The crippling and embarrassing cyberattack on Sony Pictures Entertainment by North Korea in retaliation for the satirical film it made about its leader Kim Jong-un is a bad omen, say security advisers. Given the current security levels for most companies, 90 percent of them would be vulnerable to such an attack, which destroyed 3,000 computers and 800 servers and made Sony Pictures' most sensitive information and proprietary content open to anyone who looked for it. It represents a troubling new phase of cyber warfare in which hackers can harness the resources of a nation to target individual American companies. Steve Kroft looks at the Sony attack in his report, as well as similar nation-on-corporation attacks which security consultants say will increase. His report will be broadcast on 60 Minutes Sunday, April 12 at 7 p.m. ET/PT.
"There are probably a couple thousand, three, four, five-thousand people that could do [the Sony] attack today," says former hacker Jon Miller, now VP of Strategy at Cylance, a company that creates anti-virus software that he says could have stopped the Sony incursion. "Not all of them are in friendly countries and the number is growing rapidly," he tells Kroft. Cyber weapons would be a potent weapon in the hands of terrorists, he says, pointing to the fact that sympathizers of the Islamic State of Iraq and Syria have already committed acts of cyber-vandalism against the U.S. Central Command. "ISIS hacked CENTCOM's Twitter... the barrier to entry is low," says Miller.
In fact, any security system is as strong as its weakest human link says Kevin Mandia the SVP-COO of FireEye, in his first interview since his cybersecurity firm began helping Sony. "The advantage goes to the offense in cyber," he says. The defense must defend every computer, thousands in some cases, but "the offense side thinks, 'I only need to break into one and I'm on the inside.'...Nation-state threat actors, or hackers, target human weakness, not system weakness," says Mandia. The Internet is the usual path of attack and nearly every company allows its employees access to it. One wrong click by one employee can lead to an attack that brings down the entire system.
Hacking attempts and actual incursions are common, but rarely do more than steal information or temporarily disrupt service. The North Korean attack on Sony was different. Instead of just spying on and stealing information from Sony, it destroyed their data and their machines in a vengeful attack, then released stolen information to the media. Says Mandia, "Sony scares CEOs...all of the sudden, every chief information security officer is talking to their board...every board wants to know: Is this the new normal?'"

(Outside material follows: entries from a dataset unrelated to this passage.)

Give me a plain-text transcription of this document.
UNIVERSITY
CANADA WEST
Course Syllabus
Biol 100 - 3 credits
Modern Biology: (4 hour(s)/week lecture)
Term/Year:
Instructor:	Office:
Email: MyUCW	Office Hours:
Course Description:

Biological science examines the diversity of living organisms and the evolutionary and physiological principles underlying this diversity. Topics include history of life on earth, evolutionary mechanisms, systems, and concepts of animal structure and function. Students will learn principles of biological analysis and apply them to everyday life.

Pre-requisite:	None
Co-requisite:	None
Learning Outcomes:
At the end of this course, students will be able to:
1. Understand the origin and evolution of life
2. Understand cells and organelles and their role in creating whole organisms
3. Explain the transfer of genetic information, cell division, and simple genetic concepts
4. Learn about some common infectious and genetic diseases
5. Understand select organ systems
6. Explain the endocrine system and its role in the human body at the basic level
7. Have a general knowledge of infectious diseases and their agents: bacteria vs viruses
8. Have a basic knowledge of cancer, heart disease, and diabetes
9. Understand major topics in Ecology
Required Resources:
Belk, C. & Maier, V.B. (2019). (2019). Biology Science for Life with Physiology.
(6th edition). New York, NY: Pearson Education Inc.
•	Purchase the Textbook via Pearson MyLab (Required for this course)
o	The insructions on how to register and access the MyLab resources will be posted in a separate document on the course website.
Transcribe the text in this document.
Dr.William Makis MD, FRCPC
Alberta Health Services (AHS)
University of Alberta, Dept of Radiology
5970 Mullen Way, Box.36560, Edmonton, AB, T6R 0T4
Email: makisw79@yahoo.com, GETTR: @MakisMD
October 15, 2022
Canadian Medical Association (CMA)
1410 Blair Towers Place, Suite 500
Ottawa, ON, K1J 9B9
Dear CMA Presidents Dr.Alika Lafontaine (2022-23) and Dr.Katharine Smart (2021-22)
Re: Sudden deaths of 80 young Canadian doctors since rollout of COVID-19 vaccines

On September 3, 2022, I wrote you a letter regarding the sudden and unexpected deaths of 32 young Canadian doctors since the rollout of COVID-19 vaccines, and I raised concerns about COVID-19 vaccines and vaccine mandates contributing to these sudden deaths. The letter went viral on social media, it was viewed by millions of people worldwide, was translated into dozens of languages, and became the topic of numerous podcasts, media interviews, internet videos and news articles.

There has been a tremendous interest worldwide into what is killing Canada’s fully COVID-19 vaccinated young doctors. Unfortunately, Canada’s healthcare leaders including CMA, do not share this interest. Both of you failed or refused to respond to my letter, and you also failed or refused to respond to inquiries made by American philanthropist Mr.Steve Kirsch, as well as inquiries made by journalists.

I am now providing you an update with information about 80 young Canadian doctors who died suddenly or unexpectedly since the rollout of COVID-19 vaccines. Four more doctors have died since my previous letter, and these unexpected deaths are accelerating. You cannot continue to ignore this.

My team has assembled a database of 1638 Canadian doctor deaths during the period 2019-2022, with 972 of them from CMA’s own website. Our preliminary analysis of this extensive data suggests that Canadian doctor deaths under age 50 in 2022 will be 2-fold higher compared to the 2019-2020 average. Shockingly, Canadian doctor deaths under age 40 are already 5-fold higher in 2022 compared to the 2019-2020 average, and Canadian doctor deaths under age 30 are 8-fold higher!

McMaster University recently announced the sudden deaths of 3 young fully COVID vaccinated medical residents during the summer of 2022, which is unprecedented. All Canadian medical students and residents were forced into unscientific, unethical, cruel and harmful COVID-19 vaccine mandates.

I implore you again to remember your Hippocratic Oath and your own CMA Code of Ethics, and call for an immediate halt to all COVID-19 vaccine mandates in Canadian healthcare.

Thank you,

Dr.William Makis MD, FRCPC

Miller says the most frightening aspect of these attacks is that some of the computer exploits needed to wage them - like those used by North Korea - can be purchased on the Internet from the likes of Russian hackers for about $30,000. The unregulated nature of the Internet is what makes it all possible. "It truly, truly is the Wild West right now," he tells Kroft. "What we're seeing are people getting pulled out onto the street and shot and it's like 'Where's the sheriff?' There's no sheriff," says Miller.